En önemli neden, yöntem farklılığıdır. Ben,“Katil kim?” polisiyesi yazmıyorum. “Katil kim?” polisiyesinde bir cinayet işlenir ve bir soruşturmacı ki, bu genelde bir dedektiftir, şüphelileri sorgulayarak üç beş şüphelinin içinden katili bulur. Tabii bu türde güzel ve saygıdeğerdir.
Ben, katilin bulunmasında gerçek hayatta bir polisin izlediği metodu, prosedürü izliyorum. Gerçek hayatta, bir cinayet işlendiğinde çoğu zaman katil açısından elimizde üç seçenek vardır. Ya cinayetin faili bellidir ve yakalanmıştır; ya faili bellidir ama fail elde değildir, yani olay faili firardır; ya da katil bilinmiyordur, yani faili meçhuldür. Dolayısıyla her zaman ortada polisin sorgulayacağı üç beş şüpheli yoktur.
11-Konuyu yaşanmış olaylardan mı seçiyorsunuz?
Tam olarak yaşanmış olaylar diyemeyiz, ama gerçeklerden esinlenilmiş, gerçekle harmanlanmış, edebiyatın gerekleri göz önüne getirilerek tahkiye edilmiş olaylar diyebiliriz.
Birçok okur, romanlardaki bu olaylar yaşanmış mı diye dönüyor bana, bu durum okuyucuların romanları gerçekçi bulmalarından kaynaklanıyor. Gerçekçi bulmalarının sebebi Barman Kara’nın, Emniyete, polis jargonuna hakim olmasından ve roman zemininin Emniyet olmasından kaynaklanıyor.
12-Bu Durumun yani gerçekçi polisiyenin avantajları ya da dezavantajları nedir?
Gerçekçi polisiyenin elbette ki avantajları da var, dezavantajları da. Avantajı, daha inandırıcı ve ayağı yere basan bir roman oluyor. Okuyucu kendini daha rahat veriyor kitaba. Dezavantajı ise uyulması gereken hukuk kuralları başta olmak üzere mevzuatlar, prosedürler, başkarakteri sınırlandırıyor, zorluyor.

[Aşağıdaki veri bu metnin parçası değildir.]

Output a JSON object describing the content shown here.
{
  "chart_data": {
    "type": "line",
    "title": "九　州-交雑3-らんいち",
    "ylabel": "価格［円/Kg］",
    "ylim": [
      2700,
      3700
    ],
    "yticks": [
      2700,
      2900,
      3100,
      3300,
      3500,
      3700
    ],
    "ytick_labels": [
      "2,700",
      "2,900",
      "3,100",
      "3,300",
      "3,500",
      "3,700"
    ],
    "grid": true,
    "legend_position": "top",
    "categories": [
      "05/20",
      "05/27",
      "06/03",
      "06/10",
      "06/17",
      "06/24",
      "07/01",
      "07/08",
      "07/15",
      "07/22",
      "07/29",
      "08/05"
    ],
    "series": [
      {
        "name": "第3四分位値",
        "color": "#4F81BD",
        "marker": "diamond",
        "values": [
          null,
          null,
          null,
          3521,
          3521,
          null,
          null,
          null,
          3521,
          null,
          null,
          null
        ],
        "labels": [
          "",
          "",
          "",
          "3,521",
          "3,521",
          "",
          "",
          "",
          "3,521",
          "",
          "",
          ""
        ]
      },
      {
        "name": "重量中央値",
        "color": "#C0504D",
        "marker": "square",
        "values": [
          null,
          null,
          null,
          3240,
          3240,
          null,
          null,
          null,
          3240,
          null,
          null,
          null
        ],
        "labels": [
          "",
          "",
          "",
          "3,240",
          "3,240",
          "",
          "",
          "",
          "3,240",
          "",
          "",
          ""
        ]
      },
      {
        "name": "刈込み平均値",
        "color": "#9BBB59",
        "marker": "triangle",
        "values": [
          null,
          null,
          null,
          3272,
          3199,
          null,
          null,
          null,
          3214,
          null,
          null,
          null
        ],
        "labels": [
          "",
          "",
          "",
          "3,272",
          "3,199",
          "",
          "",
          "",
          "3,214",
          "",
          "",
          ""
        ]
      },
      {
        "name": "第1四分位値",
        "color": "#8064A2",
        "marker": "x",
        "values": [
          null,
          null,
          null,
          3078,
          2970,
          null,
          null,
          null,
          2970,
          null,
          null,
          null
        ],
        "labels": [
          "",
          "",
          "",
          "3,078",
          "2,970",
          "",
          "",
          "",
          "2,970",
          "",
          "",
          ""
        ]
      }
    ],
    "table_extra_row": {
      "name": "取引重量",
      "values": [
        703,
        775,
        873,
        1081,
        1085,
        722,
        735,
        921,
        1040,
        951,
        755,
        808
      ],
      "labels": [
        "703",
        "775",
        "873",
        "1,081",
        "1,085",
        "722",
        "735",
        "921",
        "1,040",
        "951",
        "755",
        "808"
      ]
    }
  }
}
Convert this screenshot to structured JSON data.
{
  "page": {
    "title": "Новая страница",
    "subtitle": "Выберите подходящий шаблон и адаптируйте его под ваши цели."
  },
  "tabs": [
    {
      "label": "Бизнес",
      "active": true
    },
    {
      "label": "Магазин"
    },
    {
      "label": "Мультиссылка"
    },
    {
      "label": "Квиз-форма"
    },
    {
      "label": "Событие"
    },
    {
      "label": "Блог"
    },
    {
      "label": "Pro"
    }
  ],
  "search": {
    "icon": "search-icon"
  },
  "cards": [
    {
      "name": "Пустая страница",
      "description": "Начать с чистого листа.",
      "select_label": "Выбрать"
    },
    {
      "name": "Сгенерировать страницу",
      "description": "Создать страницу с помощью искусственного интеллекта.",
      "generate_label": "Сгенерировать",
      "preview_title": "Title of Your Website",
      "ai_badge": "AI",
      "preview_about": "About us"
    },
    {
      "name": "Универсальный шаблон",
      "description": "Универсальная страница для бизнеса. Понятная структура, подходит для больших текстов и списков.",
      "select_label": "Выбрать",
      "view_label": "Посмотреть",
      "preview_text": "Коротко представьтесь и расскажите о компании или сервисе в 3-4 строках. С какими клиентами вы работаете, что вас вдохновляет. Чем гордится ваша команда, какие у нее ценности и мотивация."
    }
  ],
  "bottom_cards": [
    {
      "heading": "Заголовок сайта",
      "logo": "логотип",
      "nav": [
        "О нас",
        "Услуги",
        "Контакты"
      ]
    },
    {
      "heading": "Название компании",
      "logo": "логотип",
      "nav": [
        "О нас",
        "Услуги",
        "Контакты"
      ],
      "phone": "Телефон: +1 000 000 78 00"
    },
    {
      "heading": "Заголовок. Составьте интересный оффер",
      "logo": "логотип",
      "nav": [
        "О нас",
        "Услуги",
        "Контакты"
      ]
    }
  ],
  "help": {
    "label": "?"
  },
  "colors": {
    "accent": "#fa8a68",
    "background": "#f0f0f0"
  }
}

Her zaman olmasa da zaman zaman tekrara düşmek durumunda kalınıyor. Örneğin, bir ceset olduğunda savcı, Olay Yeri İnceleme ekibi, Asayiş Büro/Şube polisi olay yerine intikal ediyor, rutin tutanaklar tutuluyor. Söz gelimi her cesedin tırnak arasına bakmak gerekiyor, çünkü bu çok önemli, katile ait bir biyolojik delil olabilir. Olay yerinde benzer çıkarımlar yapılabiliyor çünkü cesetler farklı olsa da izlenen metotlar aynıdır.
13-Sizin için Emniyeti edebiyata taşıyan kişi diyorlar, bu konuda ne demek istersiniz?
Evet, öyle diyorlar. Yakıştırma için teşekkür ederim. Amacımdan biri de Emniyeti edebiyata taşımaktı. Sanırım bunu başardık.